A maior alegria foi ser contratado, com apenas 18 anos, para jogar no São Paulo. Saí, de repente, da várzea para um grande clube. Quando menos esperava, recebi a notícia. Em quatro horas, já estava em São Paulo, com uma vida totalmente diferente. Conviver com aqueles a quem considerava meus ídolos era realmente um sonho.

Como surgiu seu interesse por religião?

Cresci em um lar religioso. Minha avó e minha mãe me ensinaram a ter contato com Deus. Em 1993, depois de procurar várias igrejas, tornei-me pentecostal. Isso porque sentia um vazio enorme no coração. Mesmo a fama que o esporte trazia e a realização profissional não me satisfaziam totalmente. É interessante que há pessoas que pensam que dinheiro e fama são suficientes para deixar alguém feliz. Conheço muitos atletas que, mesmo que não admitam, sentem-se frustrados e insatisfeitos com a vida.

Depois de um tempo, conheci um ex-jogador chamado Gleidson, amigo dos atletas do São Paulo. Ele organizava festinhas para os jogadores solteiros, e sempre que me convidava, eu não aceitava. Certa ocasião o Gleidson resolveu inaugurar uma casa noturna e convidou alguns jogadores para um dia de autógrafos, a fim de divulgar o estabelecimento. Aceitei o convite com uma condição: que me deixasse falar de Jesus para ele. Dito e feito. Fomos para o apartamento dele e ele me fez uma série de perguntas para as quais eu não tinha resposta. Disse-lhe apenas que Deus o amava e que tinha um plano para a vida dele. Posteriormente, soube que aquelas palavras haviam impressionado meu amigo.

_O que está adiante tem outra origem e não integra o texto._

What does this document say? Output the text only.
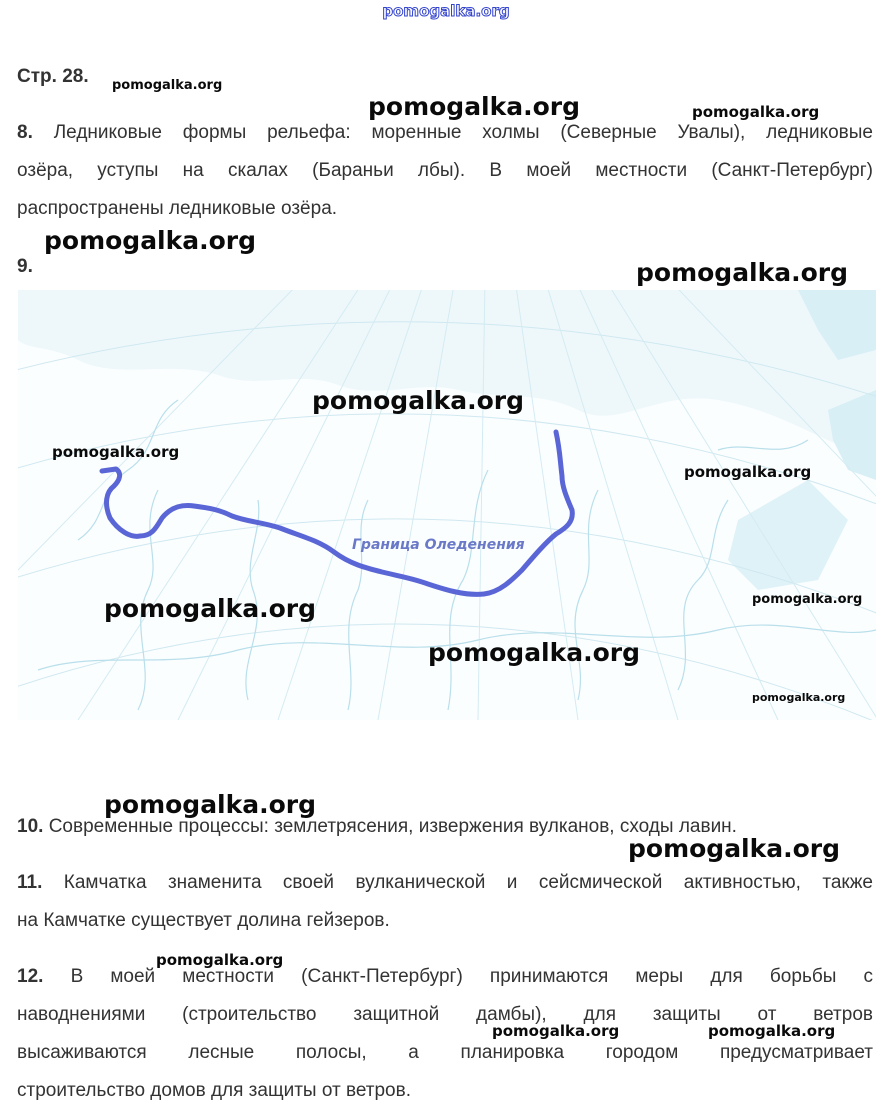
pomogalka.org
Стр. 28.
8. Ледниковые формы рельефа: моренные холмы (Северные Увалы), ледниковые
озёра, уступы на скалах (Бараньи лбы). В моей местности (Санкт-Петербург)
распространены ледниковые озёра.
9.
Граница Оледенения
10. Современные процессы: землетрясения, извержения вулканов, сходы лавин.
11. Камчатка знаменита своей вулканической и сейсмической активностью, также
на Камчатке существует долина гейзеров.
12. В моей местности (Санкт-Петербург) принимаются меры для борьбы с
наводнениями (строительство защитной дамбы), для защиты от ветров
высаживаются лесные полосы, а планировка городом предусматривает
строительство домов для защиты от ветров.
pomogalka.org
pomogalka.org	pomogalka.org
pomogalka.org
pomogalka.org
pomogalka.org
pomogalka.org
pomogalka.org
pomogalka.org	pomogalka.org
pomogalka.org
pomogalka.org
pomogalka.org
pomogalka.org
pomogalka.org
pomogalka.org	pomogalka.org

Cinco meses se passaram e eu já estava jogando no Fluminense, no Rio de Janeiro. Certo dia recebi uma ligação do Gleidson, convidando-me para seu batismo na Igreja Adventista do Sétimo Dia. Surpreso, aceitei o convite. E no dia 13 de setembro de 1993 entrei pela primeira vez em uma igreja adventista. Gostei muito da cerimônia e fui convidado para participar de uma vigília, onde fiz várias perguntas sobre a Bíblia, recebendo respostas que me satisfizeram. Lembrei-me do vazio que sentia e das dúvidas que ainda tinha, e percebi que as orações que havia feito anos atrás começavam a ser respondidas.

Estudei a Bíblia juntamente com o Gleidson, algumas vezes durante todo o dia, decidido a colocar em prática tudo o que aprendia. Na época, inclusive, tornei-me o jogador com melhor preparo físico em minha equipe, o que atribuí ao fato de colocar em prática as orientações bíblicas quanto à alimentação e estilo de vida saudáveis. O que me impressionava era o fato de que o Gleidson conhecia bem mais a Bíblia do que eu, embora tivesse se convertido havia bem menos tempo.

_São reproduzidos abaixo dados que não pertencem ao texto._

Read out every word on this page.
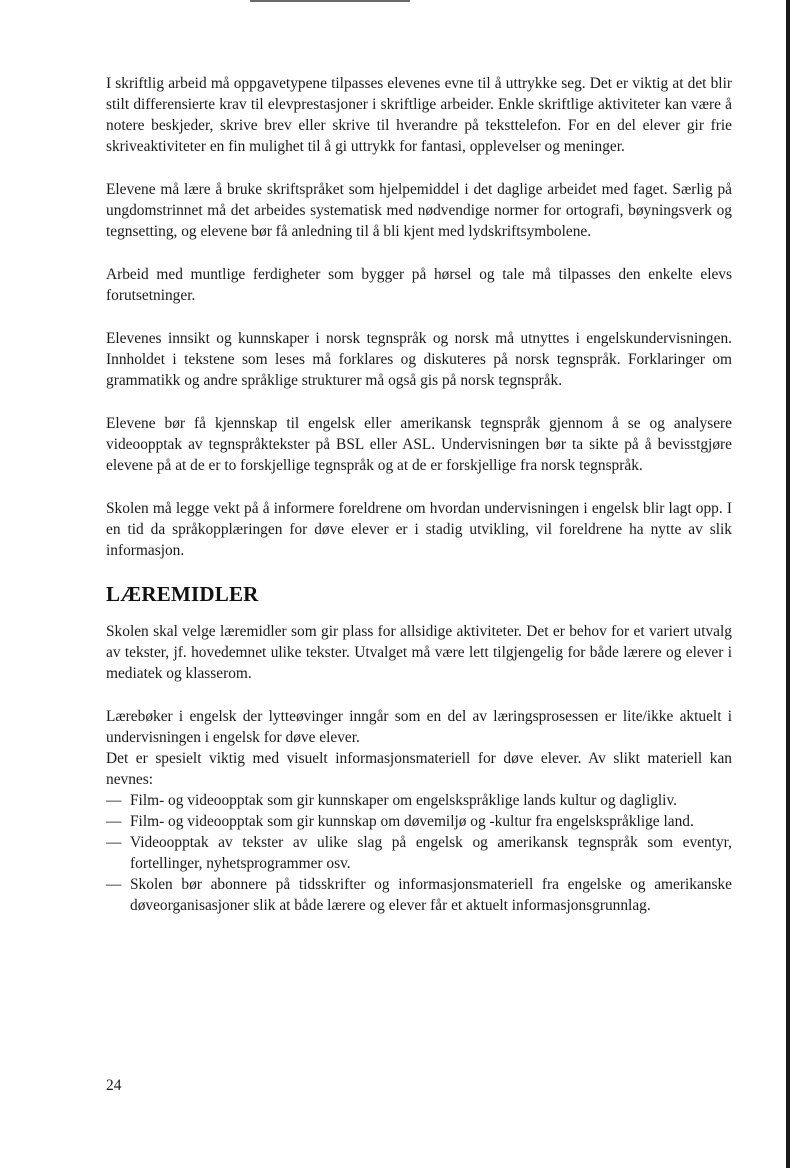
I skriftlig arbeid må oppgavetypene tilpasses elevenes evne til å uttrykke seg. Det er viktig at det blir stilt differensierte krav til elevprestasjoner i skriftlige arbeider. Enkle skriftlige aktiviteter kan være å notere beskjeder, skrive brev eller skrive til hverandre på teksttelefon. For en del elever gir frie skriveaktiviteter en fin mulighet til å gi uttrykk for fantasi, opplevelser og meninger.

Elevene må lære å bruke skriftspråket som hjelpemiddel i det daglige arbeidet med faget. Særlig på ungdomstrinnet må det arbeides systematisk med nødvendige normer for ortografi, bøyningsverk og tegnsetting, og elevene bør få anledning til å bli kjent med lydskriftsymbolene.

Arbeid med muntlige ferdigheter som bygger på hørsel og tale må tilpasses den enkelte elevs forutsetninger.

Elevenes innsikt og kunnskaper i norsk tegnspråk og norsk må utnyttes i engelskundervisningen. Innholdet i tekstene som leses må forklares og diskuteres på norsk tegnspråk. Forklaringer om grammatikk og andre språklige strukturer må også gis på norsk tegnspråk.

Elevene bør få kjennskap til engelsk eller amerikansk tegnspråk gjennom å se og analysere videoopptak av tegnspråktekster på BSL eller ASL. Undervisningen bør ta sikte på å bevisstgjøre elevene på at de er to forskjellige tegnspråk og at de er forskjellige fra norsk tegnspråk.

Skolen må legge vekt på å informere foreldrene om hvordan undervisningen i engelsk blir lagt opp. I en tid da språkopplæringen for døve elever er i stadig utvikling, vil foreldrene ha nytte av slik informasjon.

LÆREMIDLER

Skolen skal velge læremidler som gir plass for allsidige aktiviteter. Det er behov for et variert utvalg av tekster, jf. hovedemnet ulike tekster. Utvalget må være lett tilgjengelig for både lærere og elever i mediatek og klasserom.

Lærebøker i engelsk der lytteøvinger inngår som en del av læringsprosessen er lite/ikke aktuelt i undervisningen i engelsk for døve elever.

Det er spesielt viktig med visuelt informasjonsmateriell for døve elever. Av slikt materiell kan nevnes:

— Film- og videoopptak som gir kunnskaper om engelskspråklige lands kultur og dagligliv.
— Film- og videoopptak som gir kunnskap om døvemiljø og -kultur fra engelskspråklige land.
— Videoopptak av tekster av ulike slag på engelsk og amerikansk tegnspråk som eventyr, fortellinger, nyhetsprogrammer osv.
— Skolen bør abonnere på tidsskrifter og informasjonsmateriell fra engelske og amerikanske døveorganisasjoner slik at både lærere og elever får et aktuelt informasjonsgrunnlag.
24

Por que você resolveu abandonar o futebol profissional?

Nossos estudos bíblicos continuaram até que descobri a doutrina do sábado. Entendi que o sétimo dia deve ser reservado para atividades religiosas e percebi a incompatibilidade com minha profissão. Muitos campeonatos e mesmo treinos são feitos no sábado.

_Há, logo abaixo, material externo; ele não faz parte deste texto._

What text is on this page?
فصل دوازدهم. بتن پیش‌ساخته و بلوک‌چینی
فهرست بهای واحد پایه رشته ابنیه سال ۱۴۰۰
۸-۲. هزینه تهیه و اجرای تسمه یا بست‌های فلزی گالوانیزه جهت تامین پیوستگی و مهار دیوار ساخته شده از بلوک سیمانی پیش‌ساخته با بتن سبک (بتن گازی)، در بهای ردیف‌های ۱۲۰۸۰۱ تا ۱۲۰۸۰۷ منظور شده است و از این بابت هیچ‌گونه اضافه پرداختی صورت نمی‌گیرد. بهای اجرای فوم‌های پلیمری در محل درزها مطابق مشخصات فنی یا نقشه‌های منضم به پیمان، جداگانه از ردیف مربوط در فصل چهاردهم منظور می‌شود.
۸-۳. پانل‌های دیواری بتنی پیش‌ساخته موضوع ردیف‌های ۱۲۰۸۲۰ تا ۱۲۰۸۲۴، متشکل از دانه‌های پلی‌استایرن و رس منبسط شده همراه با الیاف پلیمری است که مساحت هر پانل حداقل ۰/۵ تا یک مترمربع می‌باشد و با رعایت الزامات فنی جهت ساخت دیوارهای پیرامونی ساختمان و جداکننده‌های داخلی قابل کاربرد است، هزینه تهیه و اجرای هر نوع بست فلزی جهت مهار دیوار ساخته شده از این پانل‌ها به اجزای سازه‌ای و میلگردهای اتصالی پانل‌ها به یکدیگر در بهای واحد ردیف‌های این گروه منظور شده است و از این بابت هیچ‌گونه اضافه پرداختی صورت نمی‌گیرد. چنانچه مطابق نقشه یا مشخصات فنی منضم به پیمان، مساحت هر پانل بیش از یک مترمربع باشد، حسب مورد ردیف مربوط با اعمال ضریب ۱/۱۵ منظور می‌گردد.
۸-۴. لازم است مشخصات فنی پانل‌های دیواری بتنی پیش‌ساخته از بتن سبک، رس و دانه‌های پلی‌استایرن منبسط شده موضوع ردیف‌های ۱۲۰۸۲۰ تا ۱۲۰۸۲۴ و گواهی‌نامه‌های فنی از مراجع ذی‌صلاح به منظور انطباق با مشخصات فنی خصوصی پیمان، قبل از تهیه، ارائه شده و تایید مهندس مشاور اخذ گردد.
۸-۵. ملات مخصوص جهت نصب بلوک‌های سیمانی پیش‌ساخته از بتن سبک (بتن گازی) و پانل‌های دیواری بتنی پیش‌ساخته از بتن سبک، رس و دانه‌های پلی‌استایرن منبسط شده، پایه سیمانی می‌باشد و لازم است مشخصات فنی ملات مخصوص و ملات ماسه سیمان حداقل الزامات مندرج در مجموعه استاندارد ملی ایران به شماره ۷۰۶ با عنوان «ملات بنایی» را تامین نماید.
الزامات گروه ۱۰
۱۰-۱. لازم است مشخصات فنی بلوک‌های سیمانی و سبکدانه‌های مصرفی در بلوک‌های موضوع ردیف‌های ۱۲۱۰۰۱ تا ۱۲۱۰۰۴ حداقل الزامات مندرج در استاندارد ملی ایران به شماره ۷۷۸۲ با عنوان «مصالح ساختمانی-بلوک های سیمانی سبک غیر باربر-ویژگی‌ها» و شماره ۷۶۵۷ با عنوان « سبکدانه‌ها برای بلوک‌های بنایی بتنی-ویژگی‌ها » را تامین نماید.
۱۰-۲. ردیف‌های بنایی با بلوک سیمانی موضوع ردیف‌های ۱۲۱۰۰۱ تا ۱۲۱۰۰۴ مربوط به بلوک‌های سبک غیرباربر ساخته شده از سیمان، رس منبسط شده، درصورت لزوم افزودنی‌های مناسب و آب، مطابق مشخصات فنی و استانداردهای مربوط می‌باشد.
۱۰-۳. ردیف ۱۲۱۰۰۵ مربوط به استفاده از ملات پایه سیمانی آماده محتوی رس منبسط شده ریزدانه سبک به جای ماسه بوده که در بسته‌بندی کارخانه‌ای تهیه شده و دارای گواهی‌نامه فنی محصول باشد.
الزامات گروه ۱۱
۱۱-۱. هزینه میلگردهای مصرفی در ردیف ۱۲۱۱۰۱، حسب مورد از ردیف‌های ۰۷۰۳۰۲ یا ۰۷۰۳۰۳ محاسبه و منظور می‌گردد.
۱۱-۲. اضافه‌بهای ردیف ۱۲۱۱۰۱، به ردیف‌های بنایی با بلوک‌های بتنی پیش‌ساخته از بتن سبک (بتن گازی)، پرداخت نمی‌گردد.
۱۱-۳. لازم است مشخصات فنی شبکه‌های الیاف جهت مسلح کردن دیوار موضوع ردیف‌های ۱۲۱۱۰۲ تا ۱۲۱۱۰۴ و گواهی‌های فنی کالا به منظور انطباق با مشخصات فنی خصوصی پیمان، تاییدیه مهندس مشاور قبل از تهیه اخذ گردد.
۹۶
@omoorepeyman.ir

Há outras práticas que começaram a me incomodar. A competitividade com extremo desejo de vencer e derrotar o adversário, parecia-me estranha agora. E não mais podia concordar com as orações para vencer. Afinal, Deus não torce para ninguém, nem escolhe um ou outro time para beneficiar. Outra coisa que me incomodava era o fato de muitos assumirem uma aparência de religiosidade dentro do campo, transmitindo mensagens religiosas em camisetas, etc., tudo para passar a imagem do “bom garoto”. Só que agridem os colegas e, às vezes, nem sequer freqüentam uma igreja ou vivem o verdadeiro cristianismo.

Além disso, o ambiente nos estádios também não é recomendável para aqueles que querem manter sua comunhão com Deus. Na exaltação da torcida, as pessoas deixam a adrenalina subir à cabeça, irritam-se, dizem e fazem coisas que não gostariam.
Por isso, hoje só jogo futebol como brincadeira, para manter a forma física, sem o objetivo de vencer e derrotar o adversário. O futebol também pode ser usado como uma maneira de fazer amigos e atraí-los a Cristo. É esse o futebol que jogo hoje, no time dos “santos”.

Como sua família encarou a decisão?

Na época foi difícil, pois, para eles, eu estava fazendo uma loucura. Eu os compreendo, pois não tinha outra profissão, e estava terminando o Ensino Médio. Com duas filhas e alguns compromissos, largando o futebol, o que eu faria? Mesmo um pouco apreensivo, percebi que Deus tinha um plano para mim e que estaria comigo nessa decisão. Sei que, mesmo não aprovando minha decisão, havia os que pensavam: “Por que será que o Carlos fez isso? O que pode ser mais importante que o futebol para ele?” E isso os impressionou. Eu gosto de futebol, mas hoje Jesus é mais importante para mim.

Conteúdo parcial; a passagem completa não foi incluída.